I ran Principal Component Analysis (PCA) on the hog features that I calculating (Using Navneet Dalal’s code) and the result was not spectacular. I plotted the result and color coded the types of flowers (bud:red, female:green, unknownSex:blue, hair:cyan, male:magenta). The figure suggests that the buds are easily differentiable from the rest since they are nicely grouped to one side. It also elucidates the lack of hair types (we don’t see much cyan). As could be expected the unknown type is all over the place. And finally we have the male and female somewhere spread out in the middle of the figure. I was expecting a bit more separation between male and female types.
Knowing that the neural network and/or the Support Vector Machine that I’ll use to classify the images could have good behavior despite the PCA results I have some observations that might be relevant as we move forward. These observations can produce some changes in the way we do the annotations.
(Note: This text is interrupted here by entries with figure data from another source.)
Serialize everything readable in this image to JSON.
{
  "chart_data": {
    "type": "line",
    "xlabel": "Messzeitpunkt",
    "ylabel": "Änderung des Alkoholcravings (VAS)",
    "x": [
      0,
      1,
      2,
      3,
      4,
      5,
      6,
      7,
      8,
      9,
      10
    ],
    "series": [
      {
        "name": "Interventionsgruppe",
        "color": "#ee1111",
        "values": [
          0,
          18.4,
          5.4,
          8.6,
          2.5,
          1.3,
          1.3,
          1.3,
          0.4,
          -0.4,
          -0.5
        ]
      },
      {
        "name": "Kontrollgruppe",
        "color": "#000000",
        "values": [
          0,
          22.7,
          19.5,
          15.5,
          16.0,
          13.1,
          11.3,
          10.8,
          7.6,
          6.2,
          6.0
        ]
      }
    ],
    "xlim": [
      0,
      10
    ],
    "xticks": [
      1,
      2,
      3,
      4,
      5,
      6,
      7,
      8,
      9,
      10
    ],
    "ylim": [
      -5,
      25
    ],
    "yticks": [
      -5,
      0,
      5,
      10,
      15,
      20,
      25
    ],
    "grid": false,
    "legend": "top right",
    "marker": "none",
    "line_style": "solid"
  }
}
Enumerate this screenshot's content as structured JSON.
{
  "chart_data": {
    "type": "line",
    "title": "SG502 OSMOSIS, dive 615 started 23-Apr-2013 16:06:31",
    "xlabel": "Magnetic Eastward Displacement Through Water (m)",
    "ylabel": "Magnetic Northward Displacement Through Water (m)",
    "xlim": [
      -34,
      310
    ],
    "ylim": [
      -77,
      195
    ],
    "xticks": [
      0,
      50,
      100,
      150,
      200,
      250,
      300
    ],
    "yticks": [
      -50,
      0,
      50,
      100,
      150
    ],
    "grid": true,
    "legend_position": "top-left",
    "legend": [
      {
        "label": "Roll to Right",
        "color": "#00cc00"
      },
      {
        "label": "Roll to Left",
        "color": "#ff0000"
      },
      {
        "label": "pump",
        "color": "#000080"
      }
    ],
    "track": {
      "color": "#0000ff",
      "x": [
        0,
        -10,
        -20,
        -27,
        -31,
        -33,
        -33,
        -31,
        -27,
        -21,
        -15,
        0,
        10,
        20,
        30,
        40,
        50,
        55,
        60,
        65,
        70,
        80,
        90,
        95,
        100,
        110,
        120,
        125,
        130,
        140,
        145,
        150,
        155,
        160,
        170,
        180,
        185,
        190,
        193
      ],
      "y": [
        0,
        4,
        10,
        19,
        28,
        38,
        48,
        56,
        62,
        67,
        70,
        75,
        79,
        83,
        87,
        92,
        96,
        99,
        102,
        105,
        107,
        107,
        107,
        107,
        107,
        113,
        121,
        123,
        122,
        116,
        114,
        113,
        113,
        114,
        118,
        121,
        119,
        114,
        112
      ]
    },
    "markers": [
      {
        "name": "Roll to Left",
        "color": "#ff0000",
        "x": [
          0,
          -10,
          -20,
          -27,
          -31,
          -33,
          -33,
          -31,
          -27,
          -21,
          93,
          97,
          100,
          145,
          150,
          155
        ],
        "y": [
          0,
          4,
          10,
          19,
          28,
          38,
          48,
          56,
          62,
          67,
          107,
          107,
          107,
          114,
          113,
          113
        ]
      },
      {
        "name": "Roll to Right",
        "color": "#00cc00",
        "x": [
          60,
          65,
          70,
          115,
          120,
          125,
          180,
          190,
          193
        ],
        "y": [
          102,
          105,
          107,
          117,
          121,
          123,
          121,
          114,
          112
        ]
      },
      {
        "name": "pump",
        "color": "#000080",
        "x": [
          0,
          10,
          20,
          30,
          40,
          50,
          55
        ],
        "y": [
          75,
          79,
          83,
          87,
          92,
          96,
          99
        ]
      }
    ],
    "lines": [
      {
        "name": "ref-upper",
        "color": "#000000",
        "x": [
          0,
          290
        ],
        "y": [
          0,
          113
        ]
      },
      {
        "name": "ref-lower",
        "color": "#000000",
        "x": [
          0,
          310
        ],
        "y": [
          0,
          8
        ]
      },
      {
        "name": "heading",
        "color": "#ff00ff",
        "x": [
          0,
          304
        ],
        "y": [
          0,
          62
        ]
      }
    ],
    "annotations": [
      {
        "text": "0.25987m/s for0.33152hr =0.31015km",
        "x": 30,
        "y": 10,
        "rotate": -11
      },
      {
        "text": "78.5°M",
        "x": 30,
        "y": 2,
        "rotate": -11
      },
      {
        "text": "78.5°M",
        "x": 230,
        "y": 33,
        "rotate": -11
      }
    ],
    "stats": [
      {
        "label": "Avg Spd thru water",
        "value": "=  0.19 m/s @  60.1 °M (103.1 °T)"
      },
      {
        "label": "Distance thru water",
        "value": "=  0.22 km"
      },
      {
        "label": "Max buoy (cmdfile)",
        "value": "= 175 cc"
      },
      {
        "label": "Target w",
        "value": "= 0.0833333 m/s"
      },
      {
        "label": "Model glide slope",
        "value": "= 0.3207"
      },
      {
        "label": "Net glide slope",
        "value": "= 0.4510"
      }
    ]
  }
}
- All the females are not alike. There are three different types of females, each with a specific shape. We might get better results if we separate these types into sub-types. Note that If we do this we might not have enough data (ATM) to train and test.
- Looking at the cropped images I notice that we get pictures that look out strange. There are some instances that are too dark or too mangled to distinguish them (at a glance). I still don’t know the reason for this. I suspect it’s because they have lost all context (surrounding pixels). They could also be wrongly annotated. The flowers are very small and the camera sometimes does not capture all the features needed.
- We need more data. The hair types only have 50 examples and the buds only have 217. This is a small number compared to the 800 (approx) that the male and female have.
- There is a similarity between the shape of one of the types of female and the males.
This similarity is even more pronounced knowing that the HOG features are calculated using only one color channel. If this becomes a problem we might want to use the color dimension in a form of a hue histogram (or something of the sort). We could also merge the flowers that look-alike into a separate type; This would still allow us to separate one type of female from the merged type.
- There are some annotations that contain more background than flower. These annotations are of flowers that are in some sort of L-shape or are in diagonal position. To reduce the amount of unwanted background we could have a policy of annotating the top of the flowers only. We could also separate the annotation in smaller squares that better capture the whole of the flower.
- Some flowers are elongated and in some pictures are annotated with elongated rectangles and in others with squares (seen from above). For the HOG feature I “normalize” everything to a square. This means that some images get distorted and might lose their differentiating features. To avoid this we might want to do the same as in 5.